Google Search can be your best friend—and offer a strong ROI on acquisition—as long as you know how to make the most out of this channel.
Following up on our Paid Advertising 101 article, we’re sharing three features along with some of our favorite tactics for successful campaigns.
Bids & Quality Scores
Google Ads uses a pay-per-click (PPC) model, meaning organizations only pay for ads that result in a click.
Advertisers can make “maximum bids,” which specify the maximum dollar they are willing to pay for an ad. This ensures that you will never spend more than a daily set amount.
There are three options for bids:
- Cost-per-click (CPC): the price for each click on one of your PPC ads
- Cost-per-thousand (CPM): the price of 1,000 advertisement impressions on one web page
- Cost-per-engagement (CPE): the price of users completing a desired engagement with your ad.
Google uses the bid amount in conjunction with an overall assessment of your ad to create what is known as a “Quality Score,” or the combined estimate of the quality of your ads, keywords, and landing pages to determine ad prices and positioning (where you rank when people search for related terms).
Scores range from 1 to 10, with 10 being the highest, and a higher Quality Score equals a lower cost per conversion.
To increase your Quality Score in Google Ads, you should focus on keyword research, refining ad text, adding negative keywords, and optimizing landing pages for a cohesive user experience.
Types of Search Ads
Previously, there were two types of text-based Search Ads:
- Responsive Search Ads: allows Google to test a series of different headlines and descriptions to find which is the most effective ads for your goal. (This is currently the default ad type.)
- Expanded Text Ads (no longer available): create individual ads and test them on your own.
With the sunsetting of expanded text ads, Google is constantly working to improve Responsive Search Ads. These ads allow for more variants and testing than traditional search ads and are automatically optimized for you.
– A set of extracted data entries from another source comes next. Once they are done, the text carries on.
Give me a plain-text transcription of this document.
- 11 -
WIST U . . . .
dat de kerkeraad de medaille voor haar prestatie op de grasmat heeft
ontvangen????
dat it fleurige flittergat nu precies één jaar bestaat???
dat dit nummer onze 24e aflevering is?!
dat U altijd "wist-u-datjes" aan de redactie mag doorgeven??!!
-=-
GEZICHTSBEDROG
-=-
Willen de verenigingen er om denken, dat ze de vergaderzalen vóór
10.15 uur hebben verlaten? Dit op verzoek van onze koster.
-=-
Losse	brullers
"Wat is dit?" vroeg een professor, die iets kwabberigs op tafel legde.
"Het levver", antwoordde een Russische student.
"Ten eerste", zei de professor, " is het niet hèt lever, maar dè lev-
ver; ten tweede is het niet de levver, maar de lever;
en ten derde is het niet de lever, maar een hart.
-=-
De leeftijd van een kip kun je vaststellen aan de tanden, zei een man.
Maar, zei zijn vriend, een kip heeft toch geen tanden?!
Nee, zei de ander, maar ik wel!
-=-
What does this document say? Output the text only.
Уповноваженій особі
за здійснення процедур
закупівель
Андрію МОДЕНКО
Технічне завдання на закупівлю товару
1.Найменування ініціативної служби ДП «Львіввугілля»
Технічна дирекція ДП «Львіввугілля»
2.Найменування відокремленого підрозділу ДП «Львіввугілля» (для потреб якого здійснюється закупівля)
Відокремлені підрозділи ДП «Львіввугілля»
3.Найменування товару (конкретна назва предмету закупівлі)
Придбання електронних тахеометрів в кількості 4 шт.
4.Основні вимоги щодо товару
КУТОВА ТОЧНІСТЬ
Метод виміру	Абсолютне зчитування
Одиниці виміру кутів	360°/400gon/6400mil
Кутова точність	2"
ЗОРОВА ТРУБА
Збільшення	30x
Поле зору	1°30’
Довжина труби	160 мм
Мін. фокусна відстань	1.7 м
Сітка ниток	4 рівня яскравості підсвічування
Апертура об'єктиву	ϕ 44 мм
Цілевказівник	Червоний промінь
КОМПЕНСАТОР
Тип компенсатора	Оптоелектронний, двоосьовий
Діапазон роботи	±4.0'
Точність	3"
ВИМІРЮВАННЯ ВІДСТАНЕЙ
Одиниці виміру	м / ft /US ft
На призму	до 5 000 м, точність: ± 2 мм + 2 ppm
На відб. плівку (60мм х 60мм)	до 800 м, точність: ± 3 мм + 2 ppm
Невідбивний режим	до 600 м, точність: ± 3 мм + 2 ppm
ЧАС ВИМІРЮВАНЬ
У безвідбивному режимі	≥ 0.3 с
This type of ad allows you to enter four 90-character descriptions, 15 headlines, 30-character headlines, and various “assets,” including image extensions, business logos, sitelink extensions, and so forth.
Google automatically tests these multiple headlines and descriptions in different positions to create and show the best version of your ad.
Organizations are constantly bidding on—and competing for!—different search terms related to their brands and services.
These searches include keywords that can be broad or specific, depending on which of the main three match types is used: broad match, phrase match or exact match. (We’ll get into more detail on these in a future article!)
When a keyword is extremely relevant to an organization but also competitive (many other similar organizations are fighting for top placement), keyword bidding strategy lets an organization pay more for a higher placement.
Google jumps into “auction mode” when a user searches for a keyword that you are targeting, comparing your Ad Rank to those of other organizations targeting the same keyword.
Having a Quality Score comes into play here, as Google favors websites that help users the most.